With Microsoft already a main supplier, and the need to fully integrate all the existing core business tools, the cloud- based solution was the obvious choice to connect frontline and remote staff across an agile workforce. “Once each employee has a corporate digital identity you can start to get stuff done. Everywhere at Heathrow is now Wi-Fi enabled so people don’t need to burn their own data, the single standard platform, which we have called Hub+, is available to all employees so across the entire organisation every employee has the same experience. Hub+ has all the ‘boring but important’ stuff we used to have on intranets, plus dynamic two-way communications and all the amazing productivity tools in the O365 suite. It’s a fully collaborative platform making use of the power of Microsoft Teams and Yammer. It’s awesome. It’s fantastic!”
Good old-fashioned comms support the launch
With a huge amount of technical integration work going on behind the scenes, what the business actually saw was a solid engagement and business change programme in action. Neil continues; “Firstly we made sure that our C-suite colleagues in HR and IT were fully on board. We established a steering group of 15 and a larger group of 130 early enthusiasts as digital mentors to help drive interest. Along with 45 content authors and the IC team of around 15 people, we made sure they were appropriately upskilled in using the various tools.
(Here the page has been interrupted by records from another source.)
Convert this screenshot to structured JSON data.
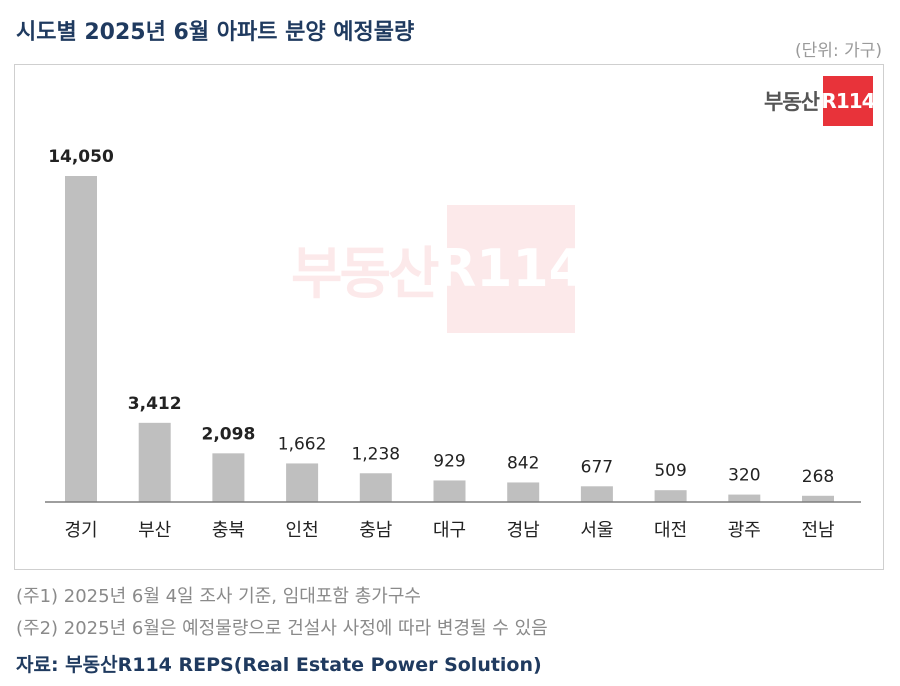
{
  "header": {
    "title": "시도별 2025년 6월 아파트 분양 예정물량",
    "unit": "(단위: 가구)"
  },
  "logo": {
    "text": "부동산",
    "box": "R114"
  },
  "watermark": {
    "text": "부동산",
    "box": "R114"
  },
  "chart_data": {
    "type": "bar",
    "categories": [
      "경기",
      "부산",
      "충북",
      "인천",
      "충남",
      "대구",
      "경남",
      "서울",
      "대전",
      "광주",
      "전남"
    ],
    "values": [
      14050,
      3412,
      2098,
      1662,
      1238,
      929,
      842,
      677,
      509,
      320,
      268
    ],
    "value_labels": [
      "14,050",
      "3,412",
      "2,098",
      "1,662",
      "1,238",
      "929",
      "842",
      "677",
      "509",
      "320",
      "268"
    ],
    "bold_labels": [
      true,
      true,
      true,
      false,
      false,
      false,
      false,
      false,
      false,
      false,
      false
    ],
    "title": "",
    "xlabel": "",
    "ylabel": "",
    "ylim": [
      0,
      14050
    ],
    "grid": false,
    "bar_color": "#bfbfbf"
  },
  "notes": [
    "(주1) 2025년 6월 4일 조사 기준, 임대포함 총가구수",
    "(주2) 2025년 6월은 예정물량으로 건설사 사정에 따라 변경될 수 있음"
  ],
  "source": "자료: 부동산R114 REPS(Real Estate Power Solution)"
}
“In terms of campaign assets, we produced all sorts of things from posters and card drops to animations and video. And importantly we spent a lot of time in face to face briefings bringing it to life all across the organisation. We have found the ‘Pinch Effect’ works well: get your top people on board, communicating and collaborating on these platforms, and get the front line doing the same you gently squeeze the middle. We have had great success in terms of adoption by building excitement and engagement around digital events. Fresh has built a great product for sure, one that is truly useful and bespoke. But it is IC’s deep understanding of our audience that is key to engagement and key for technology decisions.”
What does success look like?
Of course, BYOD is a voluntary approach but a year on, there has been a 60% uptake in the operational workforce so clearly the focus of significant time and resources on the business engagement piece has paid off.
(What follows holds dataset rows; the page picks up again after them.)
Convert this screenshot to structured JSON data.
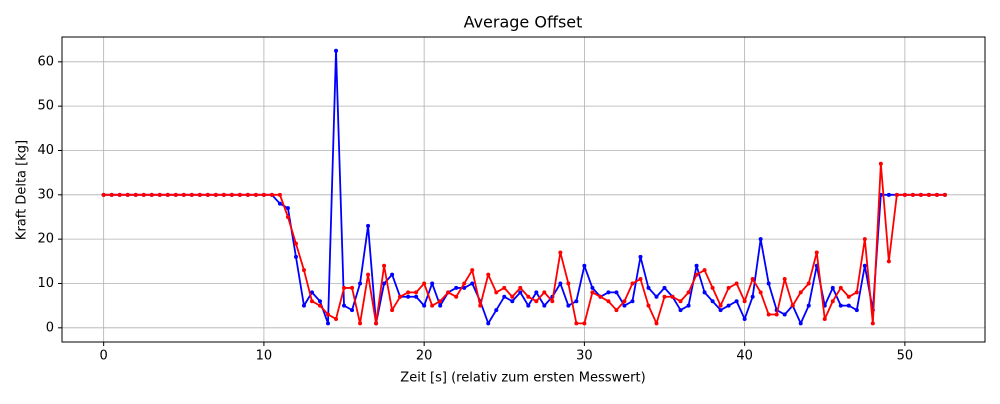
{
  "chart_data": {
    "type": "line",
    "title": "Average Offset",
    "x_label": "Zeit [s] (relativ zum ersten Messwert)",
    "y_label": "Kraft Delta [kg]",
    "x": [
      0,
      0.5,
      1,
      1.5,
      2,
      2.5,
      3,
      3.5,
      4,
      4.5,
      5,
      5.5,
      6,
      6.5,
      7,
      7.5,
      8,
      8.5,
      9,
      9.5,
      10,
      10.5,
      11,
      11.5,
      12,
      12.5,
      13,
      13.5,
      14,
      14.5,
      15,
      15.5,
      16,
      16.5,
      17,
      17.5,
      18,
      18.5,
      19,
      19.5,
      20,
      20.5,
      21,
      21.5,
      22,
      22.5,
      23,
      23.5,
      24,
      24.5,
      25,
      25.5,
      26,
      26.5,
      27,
      27.5,
      28,
      28.5,
      29,
      29.5,
      30,
      30.5,
      31,
      31.5,
      32,
      32.5,
      33,
      33.5,
      34,
      34.5,
      35,
      35.5,
      36,
      36.5,
      37,
      37.5,
      38,
      38.5,
      39,
      39.5,
      40,
      40.5,
      41,
      41.5,
      42,
      42.5,
      43,
      43.5,
      44,
      44.5,
      45,
      45.5,
      46,
      46.5,
      47,
      47.5,
      48,
      48.5,
      49,
      49.5,
      50,
      50.5,
      51,
      51.5,
      52,
      52.5
    ],
    "series": [
      {
        "color": "#0000ff",
        "values": [
          30,
          30,
          30,
          30,
          30,
          30,
          30,
          30,
          30,
          30,
          30,
          30,
          30,
          30,
          30,
          30,
          30,
          30,
          30,
          30,
          30,
          30,
          28,
          27,
          16,
          5,
          8,
          6,
          1,
          62.5,
          5,
          4,
          10,
          23,
          1,
          10,
          12,
          7,
          7,
          7,
          5,
          10,
          5,
          8,
          9,
          9,
          10,
          6,
          1,
          4,
          7,
          6,
          8,
          5,
          8,
          5,
          7,
          10,
          5,
          6,
          14,
          9,
          7,
          8,
          8,
          5,
          6,
          16,
          9,
          7,
          9,
          7,
          4,
          5,
          14,
          8,
          6,
          4,
          5,
          6,
          2,
          7,
          20,
          10,
          4,
          3,
          5,
          1,
          5,
          14,
          5,
          9,
          5,
          5,
          4,
          14,
          4,
          30,
          30,
          30,
          30,
          30,
          30,
          30,
          30,
          30
        ]
      },
      {
        "color": "#ff0000",
        "values": [
          30,
          30,
          30,
          30,
          30,
          30,
          30,
          30,
          30,
          30,
          30,
          30,
          30,
          30,
          30,
          30,
          30,
          30,
          30,
          30,
          30,
          30,
          30,
          25,
          19,
          13,
          6,
          5,
          3,
          2,
          9,
          9,
          1,
          12,
          1,
          14,
          4,
          7,
          8,
          8,
          10,
          5,
          6,
          8,
          7,
          10,
          13,
          5,
          12,
          8,
          9,
          7,
          9,
          7,
          6,
          8,
          6,
          17,
          10,
          1,
          1,
          8,
          7,
          6,
          4,
          6,
          10,
          11,
          5,
          1,
          7,
          7,
          6,
          8,
          12,
          13,
          9,
          5,
          9,
          10,
          6,
          11,
          8,
          3,
          3,
          11,
          5,
          8,
          10,
          17,
          2,
          6,
          9,
          7,
          8,
          20,
          1,
          37,
          15,
          30,
          30,
          30,
          30,
          30,
          30,
          30
        ]
      }
    ],
    "xlim": [
      -2.6,
      55.0
    ],
    "ylim": [
      -3.2,
      65.6
    ],
    "xticks": [
      0,
      10,
      20,
      30,
      40,
      50
    ],
    "yticks": [
      0,
      10,
      20,
      30,
      40,
      50,
      60
    ],
    "grid": true
  }
}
Neil and his team have successfully implemented tools and technologies that are accessible, intuitive and enjoyable to use, supporting their employees in doing their jobs more effectively and efficiently anytime and any place, from any device.
As an employee engagement platform built on SharePoint and integrated with O365 its success has been recognised in winning the Workplace Transformation of the Year Project at the UK IT Industry Awards, back in December.